Yesterday, the Berkman Center for Internet & Society at Harvard Law School released a statement to all other schools. It was entitled “Universities to RIAA: Take a Hike.”
For those too pure to know what the RIAA is, let me explain. The Recording Industry Association of America is a company that works all kind of lawyer-magic and shady deals in order to stop the illegal sharing of the music owned by their members. Pretty much any popular music artist belongs to the RIAA. The RIAA boasts having 90% of all legitimate music sales in the U.S. If you have ever been sued or heard of someone being sued for downloading music, these were the guys behind it.
Jump to find out what Harvard is saying.
What is Harvard saying? In the recent statement Charles Nesson and John Palfrey say,
Harvard and the 22 universities to which the RIAA has sent “pre-litigation notices” ought to take strong, direct action…and tell the RIAA to take a hike.

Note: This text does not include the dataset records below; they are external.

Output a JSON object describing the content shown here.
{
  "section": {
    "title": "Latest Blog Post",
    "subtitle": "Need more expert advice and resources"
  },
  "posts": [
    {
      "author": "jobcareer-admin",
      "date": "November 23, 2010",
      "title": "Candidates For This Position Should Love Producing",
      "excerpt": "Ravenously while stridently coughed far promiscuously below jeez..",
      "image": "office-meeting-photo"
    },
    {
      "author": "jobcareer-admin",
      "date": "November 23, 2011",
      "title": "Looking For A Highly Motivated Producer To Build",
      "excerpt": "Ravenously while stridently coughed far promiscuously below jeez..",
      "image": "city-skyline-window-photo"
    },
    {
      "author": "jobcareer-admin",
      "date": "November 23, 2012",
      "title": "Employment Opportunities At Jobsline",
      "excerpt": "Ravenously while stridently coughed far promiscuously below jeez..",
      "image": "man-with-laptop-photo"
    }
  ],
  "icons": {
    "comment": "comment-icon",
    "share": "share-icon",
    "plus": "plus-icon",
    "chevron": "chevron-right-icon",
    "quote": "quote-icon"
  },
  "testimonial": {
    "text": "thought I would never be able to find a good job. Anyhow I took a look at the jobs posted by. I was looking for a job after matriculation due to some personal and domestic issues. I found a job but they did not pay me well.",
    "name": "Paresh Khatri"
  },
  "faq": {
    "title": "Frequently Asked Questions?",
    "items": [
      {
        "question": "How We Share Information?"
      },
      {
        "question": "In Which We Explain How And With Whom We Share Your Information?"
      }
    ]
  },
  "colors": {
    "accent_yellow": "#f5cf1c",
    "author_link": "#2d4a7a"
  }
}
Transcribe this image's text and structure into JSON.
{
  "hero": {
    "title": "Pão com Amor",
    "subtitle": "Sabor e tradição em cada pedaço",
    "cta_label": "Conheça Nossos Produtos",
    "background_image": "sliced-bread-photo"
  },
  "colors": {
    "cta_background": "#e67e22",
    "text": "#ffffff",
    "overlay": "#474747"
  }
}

What the RIAA do is through various, questionable methods obtain the IP address of the person illegally downloading music. This IP address is a unique address to access and communicate with the internet. The RIAA, then asks universities to give them the names of the people based on their IP address (the IP address will let the RIAA know which university the infringer is sharing from). Many times these universities will give-up the names of their students without any legal obligation. This is just wrong and Harvard asks that it stops. The main argument is as follows:
The university strives to create knowledge, to open the minds of students to that knowledge, and to enable students to take best advantage of their educational opportunities. The university has no legal obligation to deliver the RIAA’s messages. It should do so only if it believes that’s consonant with the university’s mission.
Hopefully, someone with more power than I have will take this Harvard letter seriously.